Donne à Wiethölter [7] 25 M. au maximum et fais-toi établir un reçu de cette somme. (J´ai toujours procédé ainsi.) En aucun cas ne lui donne davantage, dis-lui que je vais bientôt rentrer et lui verserai moi-même le solde. Etant donné ce qui se passe à Varsovie, il devient de plus en plus difficile d´envoyer la somme assez importante qui se trouve à la banque. Je conseille à mes amis de se débrouiller quelque temps encore en empruntant, plutôt que de risquer de perdre une grosse somme au cours du transfert. Tous les financiers de Pologne expédient actuellement leur argent à l´étranger : je ne veux donc pas tenter le diable.

Imagine-toi que c´est seulement aujourd´hui que Parvus est déporté ; j´en ai reçu la nouvelle hier ; mais je ne peux plus le voir. Passez une note là-dessus dans le V.[orwärts], s´il n´en est pas déjà paru une. « Qu´ils en crèvent [8] », les Heine. Hué et toutes les autres canailles. Il y a pourtant encore un petit espoir qu´on le rappelle en cours de route, lui et quelques autres, car ils sont cités comme témoins dans le procès du « Conseil des députes ouvriers [9] » qui va s´ouvrir sous peu, et le tribunal est en train de chercher le moyen d´avoir à sa disposition ces témoins-là.

Ce que tu m´écris du petit Wurm est bouleversant [10] ; pauvre Karl ! Je me promets de l´aider le plus possible quand je serai de nouveau dans la campagne de Friedenau, du moins quand Wurm sera parti se reposer. Je n´ai pas la moindre idée de cette école pour propagandistes et rédacteurs [11]. Qu´est-ce que c´est et qui l´a inventée ? Ecris-moi, ma chérie, dès que tu trouveras une minute. Ici il n´y a qu´une lettre qui se soit perdue et le paradis, c´est ça.

Je t´embrasse mille fois.

Ta R.

Notes

[1] Docteur de Priedenau que Rosa Luxemburg connaissait.

[2] Il s´agit de Arthur Stadthagen.

[3] Editeur de la NZ.

[4] Articles d´Henriette Roland-Holst et de Karl Kautsky sur la grève de masse.

[5] Alexandra Kollontaï (1872-1952), social-démocrate russe, avait fait la connaIssance des Kautsky à Berlin en 1901.

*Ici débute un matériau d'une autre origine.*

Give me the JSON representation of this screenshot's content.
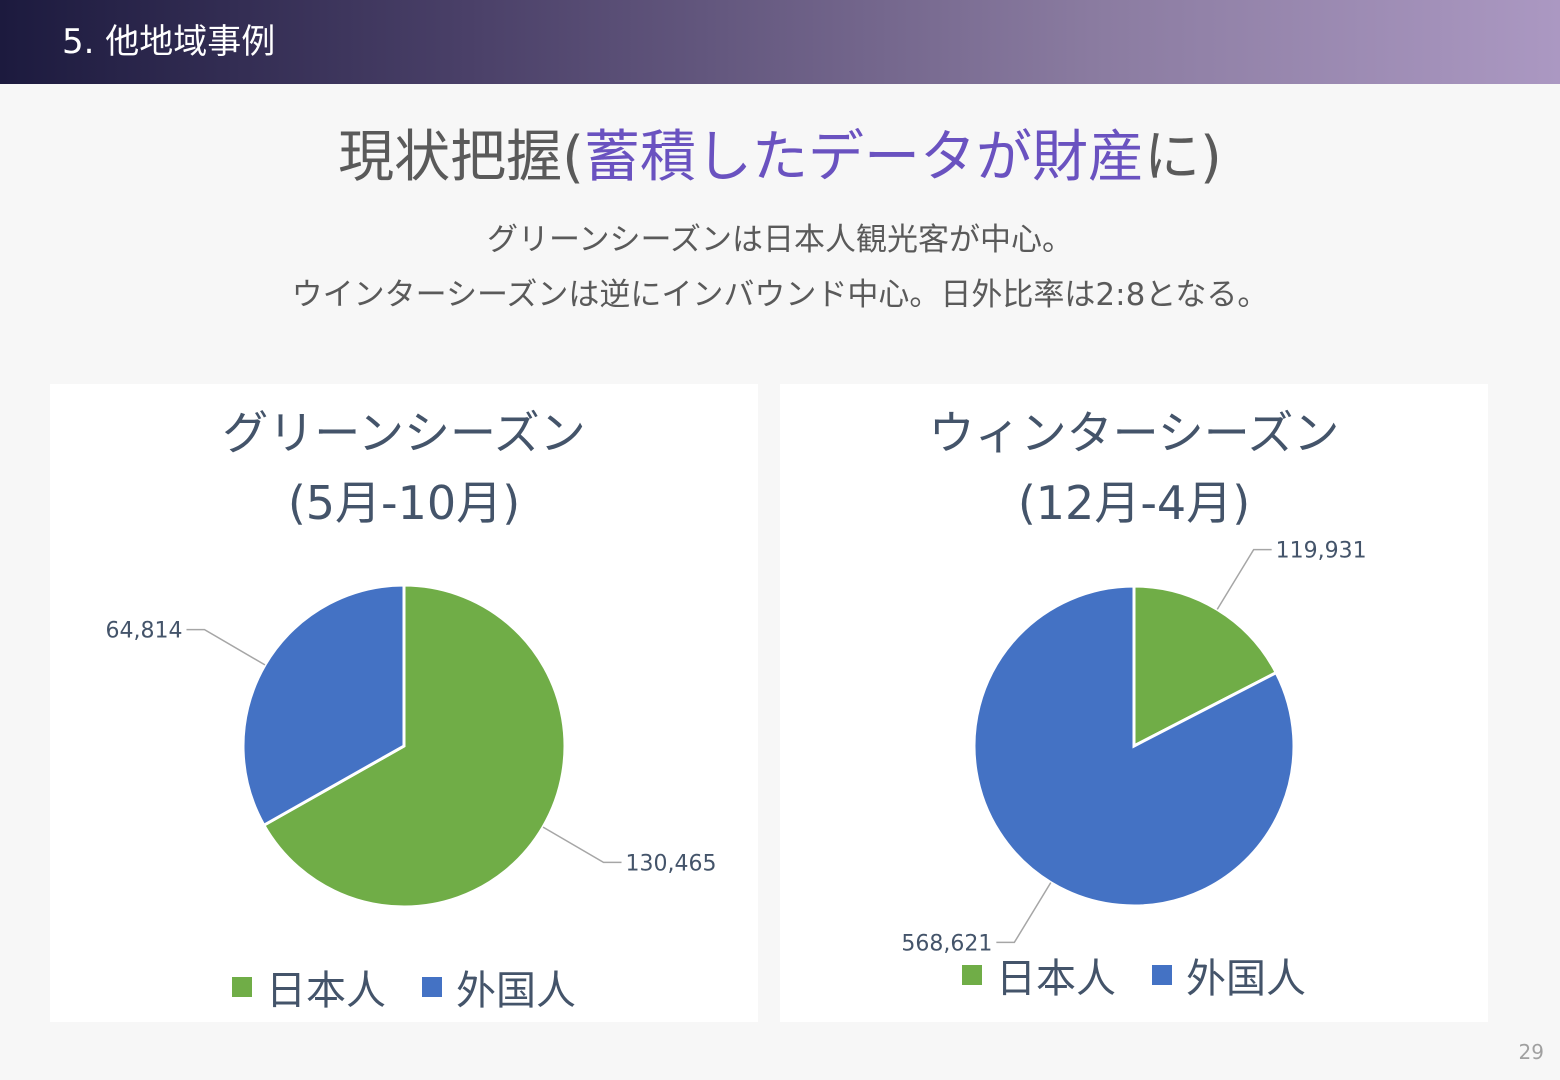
{
  "header": {
    "title": "5. 他地域事例"
  },
  "main_title": {
    "prefix": "現状把握(",
    "accent": "蓄積したデータが財産",
    "suffix": "に)"
  },
  "subtitle": {
    "line1": "グリーンシーズンは日本人観光客が中心。",
    "line2": "ウインターシーズンは逆にインバウンド中心。日外比率は2:8となる。"
  },
  "colors": {
    "japanese": "#70ad47",
    "foreign": "#4472c4",
    "accent": "#6a52c0",
    "text": "#44546a"
  },
  "chart_data": [
    {
      "type": "pie",
      "title_line1": "グリーンシーズン",
      "title_line2": "(5月-10月)",
      "categories": [
        "日本人",
        "外国人"
      ],
      "values": [
        130465,
        64814
      ],
      "value_labels": [
        "130,465",
        "64,814"
      ],
      "colors": [
        "#70ad47",
        "#4472c4"
      ],
      "legend": "bottom"
    },
    {
      "type": "pie",
      "title_line1": "ウィンターシーズン",
      "title_line2": "(12月-4月)",
      "categories": [
        "日本人",
        "外国人"
      ],
      "values": [
        119931,
        568621
      ],
      "value_labels": [
        "119,931",
        "568,621"
      ],
      "colors": [
        "#70ad47",
        "#4472c4"
      ],
      "legend": "bottom"
    }
  ],
  "page_number": "29"
}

[6] Un de ses fournisseurs.

[7] Tailleur de Friedenau.

[8] Allusion à une histoire qui faisait partie du folklore de Rosa Luxemburg et des Kautsky.

[9] Guerre dans laquelle l´Italie envahit et occupa la Tripolitaine - ancienne province du nord-ouest de la Libye cédée par les Ottomans en 1912.

[10] Wurm, collaborateur de Kautsky à la Neue Zeit, était tombé malade et dut se mettre en congé.

[11] Il s´agit de la future école du parti où Rosa Luxemburg enseignera l´économie politique.